2007年4月17日付け
【エスタード・デ・サンパウロ紙十五日】全国で過去二年間、誤認逮捕で起訴されて拘留ないし服役したケースが二十四件に上がり、三十三人がえん罪で長期間罪に服したことが明らかになった。えん罪は男性三十人、女性三人で十一市にわたり、これらの刑期の総計は三十二年九カ月に達した。
当然のことながら、これらに対し国が賠償金を支払うが、その額は一三〇〇万レアルとなり、国庫の余計な負担となる。しかしこの支払いは官僚主義の業務遅れからほとんどが遅延となっている。

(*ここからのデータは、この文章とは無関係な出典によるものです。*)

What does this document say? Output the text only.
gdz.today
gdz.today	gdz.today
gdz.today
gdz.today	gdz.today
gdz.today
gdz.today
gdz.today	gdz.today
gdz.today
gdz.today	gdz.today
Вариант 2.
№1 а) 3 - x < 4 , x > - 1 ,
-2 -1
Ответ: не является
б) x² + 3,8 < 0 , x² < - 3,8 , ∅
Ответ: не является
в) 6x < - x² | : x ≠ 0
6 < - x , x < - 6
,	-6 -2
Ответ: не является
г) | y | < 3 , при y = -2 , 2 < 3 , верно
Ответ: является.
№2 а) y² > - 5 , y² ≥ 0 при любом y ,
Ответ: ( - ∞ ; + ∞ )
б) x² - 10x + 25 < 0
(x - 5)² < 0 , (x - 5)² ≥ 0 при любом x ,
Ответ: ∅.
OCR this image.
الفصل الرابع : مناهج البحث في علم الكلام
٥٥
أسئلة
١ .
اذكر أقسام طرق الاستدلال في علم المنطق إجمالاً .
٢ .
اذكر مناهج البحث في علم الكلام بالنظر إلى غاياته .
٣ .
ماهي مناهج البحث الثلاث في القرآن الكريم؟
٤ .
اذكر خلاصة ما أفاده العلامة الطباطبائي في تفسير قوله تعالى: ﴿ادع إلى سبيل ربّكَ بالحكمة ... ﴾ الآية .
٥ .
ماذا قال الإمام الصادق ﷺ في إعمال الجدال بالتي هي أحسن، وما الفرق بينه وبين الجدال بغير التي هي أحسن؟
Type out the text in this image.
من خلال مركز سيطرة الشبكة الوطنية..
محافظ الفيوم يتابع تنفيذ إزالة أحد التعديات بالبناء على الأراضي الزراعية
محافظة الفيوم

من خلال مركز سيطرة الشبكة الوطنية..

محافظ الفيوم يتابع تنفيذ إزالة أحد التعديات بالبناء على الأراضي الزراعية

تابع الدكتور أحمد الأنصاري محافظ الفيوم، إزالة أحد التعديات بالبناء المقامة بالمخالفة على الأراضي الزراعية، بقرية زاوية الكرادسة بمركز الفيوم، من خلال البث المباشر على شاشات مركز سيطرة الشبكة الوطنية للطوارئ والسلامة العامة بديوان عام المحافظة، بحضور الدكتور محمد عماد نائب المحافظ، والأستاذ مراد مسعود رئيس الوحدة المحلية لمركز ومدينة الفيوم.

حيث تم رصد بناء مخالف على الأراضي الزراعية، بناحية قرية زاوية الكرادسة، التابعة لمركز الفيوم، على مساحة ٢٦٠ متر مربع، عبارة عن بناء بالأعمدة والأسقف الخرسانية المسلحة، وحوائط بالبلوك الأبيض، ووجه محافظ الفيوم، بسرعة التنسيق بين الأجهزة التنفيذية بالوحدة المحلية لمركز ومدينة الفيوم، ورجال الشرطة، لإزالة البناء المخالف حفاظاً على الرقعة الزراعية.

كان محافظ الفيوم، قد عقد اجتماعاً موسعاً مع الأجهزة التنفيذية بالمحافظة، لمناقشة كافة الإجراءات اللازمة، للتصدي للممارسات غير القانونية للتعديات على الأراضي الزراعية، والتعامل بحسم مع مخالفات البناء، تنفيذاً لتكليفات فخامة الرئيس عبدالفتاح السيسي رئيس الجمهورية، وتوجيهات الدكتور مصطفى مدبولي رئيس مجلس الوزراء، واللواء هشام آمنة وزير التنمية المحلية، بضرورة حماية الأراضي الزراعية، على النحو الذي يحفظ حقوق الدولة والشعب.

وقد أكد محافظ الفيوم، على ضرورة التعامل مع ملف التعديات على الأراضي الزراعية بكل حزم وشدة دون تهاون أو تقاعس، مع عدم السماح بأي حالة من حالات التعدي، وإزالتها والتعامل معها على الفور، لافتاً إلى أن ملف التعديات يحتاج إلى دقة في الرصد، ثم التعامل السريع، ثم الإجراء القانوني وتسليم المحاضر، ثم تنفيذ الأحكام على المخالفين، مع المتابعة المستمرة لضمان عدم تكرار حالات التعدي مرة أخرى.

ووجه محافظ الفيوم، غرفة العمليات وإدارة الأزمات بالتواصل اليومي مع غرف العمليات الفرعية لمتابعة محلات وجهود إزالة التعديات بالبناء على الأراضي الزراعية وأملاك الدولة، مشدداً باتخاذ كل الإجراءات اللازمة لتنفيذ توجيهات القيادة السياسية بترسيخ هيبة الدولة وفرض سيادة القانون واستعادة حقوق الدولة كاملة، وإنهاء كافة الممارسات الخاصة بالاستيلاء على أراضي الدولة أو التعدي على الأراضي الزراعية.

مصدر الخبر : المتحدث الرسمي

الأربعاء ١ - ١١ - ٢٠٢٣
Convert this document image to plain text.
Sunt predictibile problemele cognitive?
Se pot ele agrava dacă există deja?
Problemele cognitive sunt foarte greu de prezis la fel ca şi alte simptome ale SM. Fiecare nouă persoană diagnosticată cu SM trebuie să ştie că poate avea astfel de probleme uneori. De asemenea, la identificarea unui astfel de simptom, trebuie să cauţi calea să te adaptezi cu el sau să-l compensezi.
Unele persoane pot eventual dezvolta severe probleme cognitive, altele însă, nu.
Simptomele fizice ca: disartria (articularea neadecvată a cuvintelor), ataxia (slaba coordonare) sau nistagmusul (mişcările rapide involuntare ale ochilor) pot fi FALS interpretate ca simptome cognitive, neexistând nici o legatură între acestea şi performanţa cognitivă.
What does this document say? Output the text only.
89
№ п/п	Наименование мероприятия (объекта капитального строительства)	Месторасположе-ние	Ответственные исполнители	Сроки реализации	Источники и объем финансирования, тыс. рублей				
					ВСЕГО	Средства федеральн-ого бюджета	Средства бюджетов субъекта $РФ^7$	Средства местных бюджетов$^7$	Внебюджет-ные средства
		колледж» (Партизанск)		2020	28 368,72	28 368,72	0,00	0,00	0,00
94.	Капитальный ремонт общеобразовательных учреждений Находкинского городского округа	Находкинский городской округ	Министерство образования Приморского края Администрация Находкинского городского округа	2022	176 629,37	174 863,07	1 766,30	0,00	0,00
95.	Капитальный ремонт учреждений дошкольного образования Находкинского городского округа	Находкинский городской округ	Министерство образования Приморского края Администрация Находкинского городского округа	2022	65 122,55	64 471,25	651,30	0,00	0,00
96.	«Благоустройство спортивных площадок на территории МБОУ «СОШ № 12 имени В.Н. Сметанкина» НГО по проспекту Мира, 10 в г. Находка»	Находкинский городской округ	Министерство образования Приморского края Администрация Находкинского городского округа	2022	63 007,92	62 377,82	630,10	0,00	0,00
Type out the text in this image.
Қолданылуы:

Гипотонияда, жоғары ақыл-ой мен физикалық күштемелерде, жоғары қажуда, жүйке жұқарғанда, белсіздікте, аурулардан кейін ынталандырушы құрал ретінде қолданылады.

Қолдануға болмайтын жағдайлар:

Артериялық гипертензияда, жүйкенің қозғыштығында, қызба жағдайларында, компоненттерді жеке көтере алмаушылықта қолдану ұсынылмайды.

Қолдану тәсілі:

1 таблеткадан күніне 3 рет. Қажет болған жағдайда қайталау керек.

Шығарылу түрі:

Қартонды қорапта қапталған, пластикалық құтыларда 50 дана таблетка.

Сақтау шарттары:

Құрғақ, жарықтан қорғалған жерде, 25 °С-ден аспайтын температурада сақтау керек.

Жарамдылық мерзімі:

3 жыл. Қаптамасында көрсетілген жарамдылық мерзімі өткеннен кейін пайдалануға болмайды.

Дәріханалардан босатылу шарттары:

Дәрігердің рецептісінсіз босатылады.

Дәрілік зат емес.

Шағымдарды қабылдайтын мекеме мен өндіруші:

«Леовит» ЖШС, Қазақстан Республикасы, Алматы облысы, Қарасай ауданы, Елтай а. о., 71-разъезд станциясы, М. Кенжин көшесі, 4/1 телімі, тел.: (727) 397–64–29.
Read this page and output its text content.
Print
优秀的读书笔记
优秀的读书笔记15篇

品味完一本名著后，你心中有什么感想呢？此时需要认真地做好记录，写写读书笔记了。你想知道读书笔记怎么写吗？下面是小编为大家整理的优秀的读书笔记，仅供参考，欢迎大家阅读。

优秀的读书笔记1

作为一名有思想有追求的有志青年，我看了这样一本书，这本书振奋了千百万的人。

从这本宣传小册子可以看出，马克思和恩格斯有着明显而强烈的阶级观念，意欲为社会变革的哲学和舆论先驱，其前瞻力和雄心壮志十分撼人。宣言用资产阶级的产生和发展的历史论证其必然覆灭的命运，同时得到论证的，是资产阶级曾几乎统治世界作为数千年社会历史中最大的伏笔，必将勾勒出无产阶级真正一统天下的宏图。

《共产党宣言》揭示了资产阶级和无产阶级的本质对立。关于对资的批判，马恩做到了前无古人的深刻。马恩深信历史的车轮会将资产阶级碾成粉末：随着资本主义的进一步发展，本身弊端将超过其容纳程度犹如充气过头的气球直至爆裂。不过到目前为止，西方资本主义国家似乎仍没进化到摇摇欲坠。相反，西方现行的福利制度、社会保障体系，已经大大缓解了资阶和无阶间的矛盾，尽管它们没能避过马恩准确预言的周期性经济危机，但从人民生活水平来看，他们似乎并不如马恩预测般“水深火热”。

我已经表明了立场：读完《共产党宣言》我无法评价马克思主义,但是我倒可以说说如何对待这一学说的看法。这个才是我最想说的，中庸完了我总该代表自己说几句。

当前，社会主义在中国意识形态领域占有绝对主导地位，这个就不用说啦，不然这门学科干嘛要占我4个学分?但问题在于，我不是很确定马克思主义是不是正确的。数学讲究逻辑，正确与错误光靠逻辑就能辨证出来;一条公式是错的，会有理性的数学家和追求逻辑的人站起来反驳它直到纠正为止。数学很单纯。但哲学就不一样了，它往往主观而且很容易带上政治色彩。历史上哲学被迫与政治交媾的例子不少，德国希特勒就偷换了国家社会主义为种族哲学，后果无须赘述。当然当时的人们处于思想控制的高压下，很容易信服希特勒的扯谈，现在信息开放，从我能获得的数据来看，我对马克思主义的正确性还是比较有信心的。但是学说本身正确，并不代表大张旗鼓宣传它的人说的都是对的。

犯罪の判決に十年要すると仮定すれば、賠償に二十年要すると言われる所似である。えん罪で無実を勝ち取りながら犯罪者のレッテルははがれず、さらに経済的困窮に直面するのが実情だ。
これに対し裁判所の審理遅れによる判決遅れを含む司法の体質を問う声が多い中で、警察のズサンな捜査が指摘されている。
サンパウロ市で十五年間刑事告発を担当したある検事は、この期間に二〇〇人を証拠不十分で不起訴処分にしたと証言している。また教会に属する刑事犯罪の弁護士は昨年、フランコ・ダ・ロッシャ刑務所を訪れた際に二人のえん罪を発見した。
一人は無実の罪で服役、もう一人は犯した罪の刑期を完了して出所したにもかかわらず、刑務所および司法当局が刑期完了の手続を怠り、指名手配犯の抹消がされていなかったことから再逮捕されるというお粗末なものだった。
同弁護士によれば近代的設備の同刑務所でさえこの有様であり、全国の四〇万一〇〇〇人に及ぶ服役者で無実の罪で泣いている人はゴマンといると推定している。
無実を証明するには優秀な弁護士が必要で、その費用を工面できないために泣き寝入りするのが大半だという。なかには賠償金で費用を支払うことを提案する服役者もいるが、その賠償金が遅延となることを熱知している弁護士が引き受けないのが実情だ。
これら刑務所および司法体質を「疑わしきは逮捕し、疑わしきは釈放せず」だと皮肉る向きもある。
えん罪で十九年間服役し、最高裁が判決の中で、ブラジル犯罪史上、裁判所の最大の誤りで、人道上の汚点だ」と位置づけて無罪を勝ち取った五十九歳の男性は、判決後九年が経過しているにもかかわらず、いまだに賠償金を受け取っておらず、国を相手に係争中だ。服役中に病気で失明、社会復帰できず借金生活を続けており、賠償金を手にすることが人生の最後の願いだと語っている。